Mata Meilyn terbakar amarah saat dia melihatnya.
“%!@#!&%!@^!!! Dia melakukan itu dengan sengaja untuk mengejekku!”
Camibarez dengan putus asa meraih lengan Meilyn, menahannya.
Seorang pria yang sama marahnya menendang kursi di depannya, menjatuhkannya dengan seseorang yang masih berada di sana.
“Sial! Seharusnya aku yang ke atas kalau keadaan berjalan normal, bukan dia!”
“Tunggu, Hector!”
Faksi Hector menangkapnya dan menahannya.
Meilyn dan Hector mengamuk, tapi Aaron tetap melanjutkan upacaranya.
“Semua bangkit. Ulangi setelah perwakilan siswa dan ambil sumpah.”
Suara hampir 900 siswa yang berdiri memenuhi ruangan.
Simon dan Serene saling bertukar pandang dan mengangguk.
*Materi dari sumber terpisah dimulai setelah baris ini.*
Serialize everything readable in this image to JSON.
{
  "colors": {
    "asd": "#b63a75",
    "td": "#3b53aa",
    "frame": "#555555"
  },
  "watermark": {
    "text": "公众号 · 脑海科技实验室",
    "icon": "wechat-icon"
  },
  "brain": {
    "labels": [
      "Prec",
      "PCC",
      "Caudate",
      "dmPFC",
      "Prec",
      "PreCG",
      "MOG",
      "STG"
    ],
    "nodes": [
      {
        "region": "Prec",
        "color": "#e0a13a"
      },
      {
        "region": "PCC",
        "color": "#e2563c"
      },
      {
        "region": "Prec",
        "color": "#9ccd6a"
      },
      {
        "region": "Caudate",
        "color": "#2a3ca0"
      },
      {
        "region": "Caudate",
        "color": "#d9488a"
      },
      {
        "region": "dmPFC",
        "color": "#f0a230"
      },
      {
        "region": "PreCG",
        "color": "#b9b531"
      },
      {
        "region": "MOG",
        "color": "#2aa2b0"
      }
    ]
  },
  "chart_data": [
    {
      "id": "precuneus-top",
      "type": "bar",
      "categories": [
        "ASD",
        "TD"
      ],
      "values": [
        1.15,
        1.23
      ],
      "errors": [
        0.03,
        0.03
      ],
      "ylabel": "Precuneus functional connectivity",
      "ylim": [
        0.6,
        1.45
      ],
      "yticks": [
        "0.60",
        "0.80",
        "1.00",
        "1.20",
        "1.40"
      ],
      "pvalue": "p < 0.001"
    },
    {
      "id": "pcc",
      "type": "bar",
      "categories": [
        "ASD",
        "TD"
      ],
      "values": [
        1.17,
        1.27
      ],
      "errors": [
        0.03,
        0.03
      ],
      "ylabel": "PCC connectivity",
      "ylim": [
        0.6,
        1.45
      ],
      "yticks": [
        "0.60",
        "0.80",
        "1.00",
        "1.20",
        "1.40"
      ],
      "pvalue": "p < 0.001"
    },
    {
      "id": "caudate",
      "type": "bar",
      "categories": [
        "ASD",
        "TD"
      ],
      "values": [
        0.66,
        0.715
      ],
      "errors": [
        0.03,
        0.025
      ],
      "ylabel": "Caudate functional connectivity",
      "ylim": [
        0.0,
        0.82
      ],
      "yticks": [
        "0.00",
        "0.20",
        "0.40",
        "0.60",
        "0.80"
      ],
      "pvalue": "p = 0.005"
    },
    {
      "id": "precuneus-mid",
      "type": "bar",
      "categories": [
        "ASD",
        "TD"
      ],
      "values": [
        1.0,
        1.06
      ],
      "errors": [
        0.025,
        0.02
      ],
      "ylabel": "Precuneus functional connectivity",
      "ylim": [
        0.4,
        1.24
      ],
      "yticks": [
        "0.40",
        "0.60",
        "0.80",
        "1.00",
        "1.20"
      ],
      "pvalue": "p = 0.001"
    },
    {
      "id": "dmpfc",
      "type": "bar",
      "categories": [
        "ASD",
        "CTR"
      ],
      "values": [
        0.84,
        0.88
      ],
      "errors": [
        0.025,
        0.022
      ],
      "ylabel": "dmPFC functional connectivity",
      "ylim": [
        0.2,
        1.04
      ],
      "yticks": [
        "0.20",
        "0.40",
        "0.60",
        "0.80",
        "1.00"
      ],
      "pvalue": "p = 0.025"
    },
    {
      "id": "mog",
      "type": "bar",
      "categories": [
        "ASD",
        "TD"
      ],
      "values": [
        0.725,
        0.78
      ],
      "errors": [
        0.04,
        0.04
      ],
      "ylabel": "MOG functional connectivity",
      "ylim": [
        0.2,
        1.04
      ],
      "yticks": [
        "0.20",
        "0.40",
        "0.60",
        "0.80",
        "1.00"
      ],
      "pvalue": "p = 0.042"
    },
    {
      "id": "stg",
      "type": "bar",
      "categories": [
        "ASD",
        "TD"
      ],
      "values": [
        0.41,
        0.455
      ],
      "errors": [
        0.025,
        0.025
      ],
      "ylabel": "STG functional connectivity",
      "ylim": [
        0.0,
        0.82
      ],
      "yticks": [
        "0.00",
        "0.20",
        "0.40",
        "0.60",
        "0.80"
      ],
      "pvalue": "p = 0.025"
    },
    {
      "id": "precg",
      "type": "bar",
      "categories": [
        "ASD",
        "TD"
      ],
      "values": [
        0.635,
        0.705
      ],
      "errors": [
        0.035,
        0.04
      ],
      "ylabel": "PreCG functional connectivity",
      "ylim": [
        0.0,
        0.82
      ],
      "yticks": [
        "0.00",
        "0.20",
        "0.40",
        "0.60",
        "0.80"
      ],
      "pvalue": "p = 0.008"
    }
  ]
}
Selembar kertas berisi kata-kata sumpah melayang di depan mereka, kemungkinan besar dibuat oleh seorang pelayan.
Keduanya menegakkan punggung, mengangkat tangan kanan ke langit, dan mulai.
“Aku bersumpah.”
“Aku bersumpah!”
Di belakang mereka, 896 siswa mengulangi setiap kata yang mereka ucapkan.
Simon menarik napas dalam-dalam dan melanjutkan.